Premaxillary augmentation rhinoplasty. Rotational Premaxillary augmentation rhinoplasty. Rotational intracrural flap. Intracrural flap is pedicled posteriorly and bunched along the anterior maxillary spine.

Flowers and Smith advocate marking out an area immediately inferior to the nasal base along the upper lip as the donor site for the premaxillary augmentation (see the image below). This flap is raised with its base medially located, de-epithelialized, and pulled through anteriorly within a columellar pocket. They contend that this particularly benefits elderly individuals because the upper lip is shortened as the nasolabial angle is increased.
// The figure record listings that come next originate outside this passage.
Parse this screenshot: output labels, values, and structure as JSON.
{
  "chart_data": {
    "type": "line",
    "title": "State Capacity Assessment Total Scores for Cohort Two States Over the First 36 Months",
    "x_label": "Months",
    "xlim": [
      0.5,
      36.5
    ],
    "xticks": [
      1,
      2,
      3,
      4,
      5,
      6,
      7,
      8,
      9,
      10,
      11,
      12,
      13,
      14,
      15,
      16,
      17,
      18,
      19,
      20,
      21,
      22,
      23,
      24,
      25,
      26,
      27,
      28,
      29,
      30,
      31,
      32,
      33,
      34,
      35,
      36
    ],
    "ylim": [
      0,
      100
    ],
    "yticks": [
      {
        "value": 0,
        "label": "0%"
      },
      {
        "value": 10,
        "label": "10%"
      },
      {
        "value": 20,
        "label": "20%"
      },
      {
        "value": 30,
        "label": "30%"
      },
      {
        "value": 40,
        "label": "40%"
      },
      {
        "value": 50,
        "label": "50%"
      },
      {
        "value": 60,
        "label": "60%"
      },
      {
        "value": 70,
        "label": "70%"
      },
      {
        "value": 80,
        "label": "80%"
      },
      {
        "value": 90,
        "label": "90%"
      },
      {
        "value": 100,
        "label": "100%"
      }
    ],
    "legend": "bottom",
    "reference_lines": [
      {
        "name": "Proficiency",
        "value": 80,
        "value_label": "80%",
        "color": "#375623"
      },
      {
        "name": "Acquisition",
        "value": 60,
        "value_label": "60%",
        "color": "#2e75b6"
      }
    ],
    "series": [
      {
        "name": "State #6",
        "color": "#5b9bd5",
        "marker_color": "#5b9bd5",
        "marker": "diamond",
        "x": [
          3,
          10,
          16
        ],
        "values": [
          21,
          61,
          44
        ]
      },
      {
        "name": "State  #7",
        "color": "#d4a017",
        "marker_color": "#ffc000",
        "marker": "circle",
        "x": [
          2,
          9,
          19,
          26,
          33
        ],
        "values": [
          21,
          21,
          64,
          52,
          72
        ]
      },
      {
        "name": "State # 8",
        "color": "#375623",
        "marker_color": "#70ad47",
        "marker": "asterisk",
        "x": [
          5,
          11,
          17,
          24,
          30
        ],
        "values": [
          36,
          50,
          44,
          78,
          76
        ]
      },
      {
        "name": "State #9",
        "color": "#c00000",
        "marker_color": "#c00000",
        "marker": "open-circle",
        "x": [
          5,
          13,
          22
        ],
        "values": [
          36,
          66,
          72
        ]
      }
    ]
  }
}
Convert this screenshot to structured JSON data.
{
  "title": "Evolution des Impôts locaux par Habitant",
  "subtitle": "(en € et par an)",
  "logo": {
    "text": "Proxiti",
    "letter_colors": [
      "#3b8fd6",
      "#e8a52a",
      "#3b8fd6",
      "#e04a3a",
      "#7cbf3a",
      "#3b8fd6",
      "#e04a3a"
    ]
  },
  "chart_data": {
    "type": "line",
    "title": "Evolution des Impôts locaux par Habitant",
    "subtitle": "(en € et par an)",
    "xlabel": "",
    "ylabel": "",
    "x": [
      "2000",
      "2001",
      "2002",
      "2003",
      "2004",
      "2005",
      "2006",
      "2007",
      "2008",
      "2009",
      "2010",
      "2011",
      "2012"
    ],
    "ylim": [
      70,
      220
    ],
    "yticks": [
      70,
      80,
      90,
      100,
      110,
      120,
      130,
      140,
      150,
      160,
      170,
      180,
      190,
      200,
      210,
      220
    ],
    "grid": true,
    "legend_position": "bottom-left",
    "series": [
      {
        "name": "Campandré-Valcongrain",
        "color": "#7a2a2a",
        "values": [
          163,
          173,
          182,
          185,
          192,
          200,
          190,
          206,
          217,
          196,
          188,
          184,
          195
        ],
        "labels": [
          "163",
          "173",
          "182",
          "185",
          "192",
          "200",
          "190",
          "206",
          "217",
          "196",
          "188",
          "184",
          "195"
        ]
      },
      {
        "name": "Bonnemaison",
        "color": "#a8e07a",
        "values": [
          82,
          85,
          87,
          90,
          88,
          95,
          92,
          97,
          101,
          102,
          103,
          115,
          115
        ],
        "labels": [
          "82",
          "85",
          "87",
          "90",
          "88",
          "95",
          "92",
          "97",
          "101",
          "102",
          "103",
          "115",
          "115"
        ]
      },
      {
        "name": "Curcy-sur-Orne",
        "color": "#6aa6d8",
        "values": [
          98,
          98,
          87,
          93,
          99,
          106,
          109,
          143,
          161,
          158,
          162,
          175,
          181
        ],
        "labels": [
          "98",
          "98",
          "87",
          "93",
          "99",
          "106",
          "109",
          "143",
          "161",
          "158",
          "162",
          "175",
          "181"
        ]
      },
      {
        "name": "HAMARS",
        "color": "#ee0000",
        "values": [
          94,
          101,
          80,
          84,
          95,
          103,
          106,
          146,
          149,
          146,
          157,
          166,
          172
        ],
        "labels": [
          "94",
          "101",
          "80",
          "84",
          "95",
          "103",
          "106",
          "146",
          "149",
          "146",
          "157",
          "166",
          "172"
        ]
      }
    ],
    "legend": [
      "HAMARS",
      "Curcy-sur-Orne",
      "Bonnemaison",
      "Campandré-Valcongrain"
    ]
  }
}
Premaxillary augmentation rhinoplasty. Rotational Premaxillary augmentation rhinoplasty. Rotational subnasal flap. The de-epithelialized flap is tunneled anteriorly in a columellar soft pocket.

Orthognathic surgery

As an alternative to a maxillary implant for a retruded premaxilla, a Le Fort I osteotomy may be performed to address both the retruded premaxilla and malocclusion, if this condition exists. Advancing the entire maxilla may variably affect nasal appearance. Poor et al reported that 50% of patients undergoing Le Fort I advancement perceived worsening of nasal appearance after surgery. Unlike a plumping graft, which advances the columella and not the alae (see the image below), advancement of the whole maxilla pushes the entire nasal base forward, which may cause the alae to widen and the nasolabial angle to become more acute. Patients who undergo maxillary orthognathic surgery may require rhinoplasty.

Premaxillary augmentation rhinoplasty. Example of Premaxillary augmentation rhinoplasty. Example of a silicone premaxillary implant.


See Contraindications.

Future and Controversies

Techniques for premaxillary augmentation are part of the arsenal of the facial plastic and reconstructive surgeon. The tip-lip complex is a critical part of every rhinoplasty analysis and deserves special consideration in patients who are aging, those with congenitally malformed noses, and patients of specific ethnic descent (see Pathophysiology).

Implants remain a mainstay for premaxillary augmentation, and the surgeon must carefully weigh the advantages and disadvantages of the type of implant selected. Premaxillary implants serve to address several deformities at once: an acute nasolabial angle, underprojected nose, and short upper lip. If the entire upper lip is underdeveloped, a large implant or orthognathic surgery may be required to correct both nasal and premaxillary deficiencies. The facial plastic surgeon must use aesthetic judgment to decide the need for surgical intervention in this anatomic region critical to overall nasal and facial cosmesis.[6]